To give background information for a biology 205 lab in which the students will look at the relationship between what PTC alleles a person has and what their tasting ability is. Student's will be sequencing the PTC gene and determining the haplotypes of several individuals (tasting ability of each person will be known as well).
We have known that PTC tasting/nontasting is genetically determined for a long time.
Recently the gene has been identified and cloned, making it possible to investigate at a molecular level, why some people can taste PTC and some can't.
Summarize what we know so far about the relationship between sequence variations and tasting ability.
Blakeslee AF. 1932. Genetics of sensory thresholds: taste for phenyl thio carbamide. Proc Natl Acad Sci USA 18:120.
Fox AL. 1932. The relationship between chemical constitution and taste. Proc Natl Acad Sci USA 18:115.
Kim U, Jorgenson E, Coon H, Leppert M, Risch N, Drayna D. 2003. Positional cloning of the human quantitative trait locus underlying taste sensitivity to phenylthiocarbamide. Science 299:1221.
Wooding S, Kim U-K, Bamshad MJ, Larsen J, Jorde LB, Drayna D. 2004. Natural selection and molecular evolution in PTC, a bitter-taste receptor gene. Am. J. Hum. Genet. 74:637–646.
Using statistical methods (ME - that I don't understand), these authors concluded that balancing natural selection is responsible for maintaining the 2 major haplotypes (and associated phenotypes)

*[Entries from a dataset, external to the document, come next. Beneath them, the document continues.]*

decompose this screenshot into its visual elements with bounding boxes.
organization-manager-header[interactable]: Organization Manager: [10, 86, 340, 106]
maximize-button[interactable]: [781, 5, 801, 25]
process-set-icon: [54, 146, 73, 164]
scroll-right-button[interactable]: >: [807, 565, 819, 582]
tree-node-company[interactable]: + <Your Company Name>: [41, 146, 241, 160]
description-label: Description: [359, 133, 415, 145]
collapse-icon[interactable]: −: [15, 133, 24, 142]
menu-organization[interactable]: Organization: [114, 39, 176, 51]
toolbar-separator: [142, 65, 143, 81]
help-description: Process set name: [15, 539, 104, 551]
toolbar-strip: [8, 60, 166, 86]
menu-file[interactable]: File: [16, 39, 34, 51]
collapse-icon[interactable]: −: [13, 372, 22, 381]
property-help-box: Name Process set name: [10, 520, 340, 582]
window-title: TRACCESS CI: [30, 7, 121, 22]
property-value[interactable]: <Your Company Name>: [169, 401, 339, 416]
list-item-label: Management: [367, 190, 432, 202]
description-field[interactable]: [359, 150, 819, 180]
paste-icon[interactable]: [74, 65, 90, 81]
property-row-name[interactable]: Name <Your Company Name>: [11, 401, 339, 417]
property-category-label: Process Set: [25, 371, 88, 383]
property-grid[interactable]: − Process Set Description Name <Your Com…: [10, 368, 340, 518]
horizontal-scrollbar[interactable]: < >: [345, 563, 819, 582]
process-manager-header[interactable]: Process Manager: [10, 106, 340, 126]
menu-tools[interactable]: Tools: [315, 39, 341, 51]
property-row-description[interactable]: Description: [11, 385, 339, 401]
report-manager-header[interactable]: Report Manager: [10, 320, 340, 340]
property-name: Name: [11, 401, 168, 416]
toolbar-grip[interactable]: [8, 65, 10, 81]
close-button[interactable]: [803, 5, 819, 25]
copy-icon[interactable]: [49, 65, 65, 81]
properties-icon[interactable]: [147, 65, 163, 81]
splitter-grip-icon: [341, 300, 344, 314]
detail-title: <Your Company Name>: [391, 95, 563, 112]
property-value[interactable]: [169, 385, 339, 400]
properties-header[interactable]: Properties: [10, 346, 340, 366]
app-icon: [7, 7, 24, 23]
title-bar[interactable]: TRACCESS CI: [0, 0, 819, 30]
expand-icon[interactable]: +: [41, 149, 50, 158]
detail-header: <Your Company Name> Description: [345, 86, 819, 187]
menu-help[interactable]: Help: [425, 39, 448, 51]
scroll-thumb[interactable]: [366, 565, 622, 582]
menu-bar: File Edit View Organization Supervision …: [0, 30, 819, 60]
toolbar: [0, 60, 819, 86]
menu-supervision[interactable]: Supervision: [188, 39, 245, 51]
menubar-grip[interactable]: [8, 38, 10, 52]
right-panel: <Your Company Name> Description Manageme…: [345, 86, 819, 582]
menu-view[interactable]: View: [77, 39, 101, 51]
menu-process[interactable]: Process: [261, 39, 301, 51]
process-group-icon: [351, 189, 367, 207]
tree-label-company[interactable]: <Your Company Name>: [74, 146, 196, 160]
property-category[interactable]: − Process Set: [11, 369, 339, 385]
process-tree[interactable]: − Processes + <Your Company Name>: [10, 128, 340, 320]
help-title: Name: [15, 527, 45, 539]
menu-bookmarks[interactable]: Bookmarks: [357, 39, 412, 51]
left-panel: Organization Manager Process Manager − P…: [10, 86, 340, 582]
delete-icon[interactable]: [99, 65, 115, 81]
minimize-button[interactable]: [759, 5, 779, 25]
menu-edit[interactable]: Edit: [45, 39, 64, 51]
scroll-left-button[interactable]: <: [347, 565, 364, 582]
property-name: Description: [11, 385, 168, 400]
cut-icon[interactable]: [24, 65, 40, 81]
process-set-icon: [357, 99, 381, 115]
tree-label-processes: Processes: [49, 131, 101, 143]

The heritability of PTC tasting ability was first identified in 1932 (Blakeslee 1932; Fox 1932). Until recently, the ability to taste PTC was thought to be inherited as a simple, dominant Mendelian trait (Fox 1932). For decades people were classified as either “tasters” or “nontasters”, even as evidence accumulated that there is a more continuous distribution in tasting ability. The riddle of PTC tasting was partially solved when the gene responsible was identified (Kim et al. 2003). Sequence analysis of the PTC gene (TASR38) has identified 5 nucleotide positions that can vary in sequence (such variations are referred to as Single Nucleotide Polymorphisms or SNPs)(Wooding et al. 2004). Although the 5 SNPs can theoretically combine to form 32 distinct haplotypes, so far only 7 haplotypes have been observed, and greater than 97% of all PTC sequences are accounted for by only 3 haplotypes (Wooding et al. 2004; Kim et al. 2003).
Let's break it down
The heritability of PTC tasting ability was first identified in 1932 (Blakeslee 1932; Fox 1932).
Note that both papers look at more than just the PTC tasting ability. Fox investigate the taste of several chemicals related to PTC; however, I don't need to include this in my paragraph because it is not pertinent to the point I want to make (that we have been studying this taste since 1932).
The riddle of PTC tasting was partially solved when the gene responsible was identified (Kim et al. 2003).
The paper I am citing contains the detailed description of how the gene involved was identified and cloned. I'm not discussing how to identify genes so I don't need to talk about those details. I do, however, want my audience to know how I know that TAS2R38 encode PTC tasting.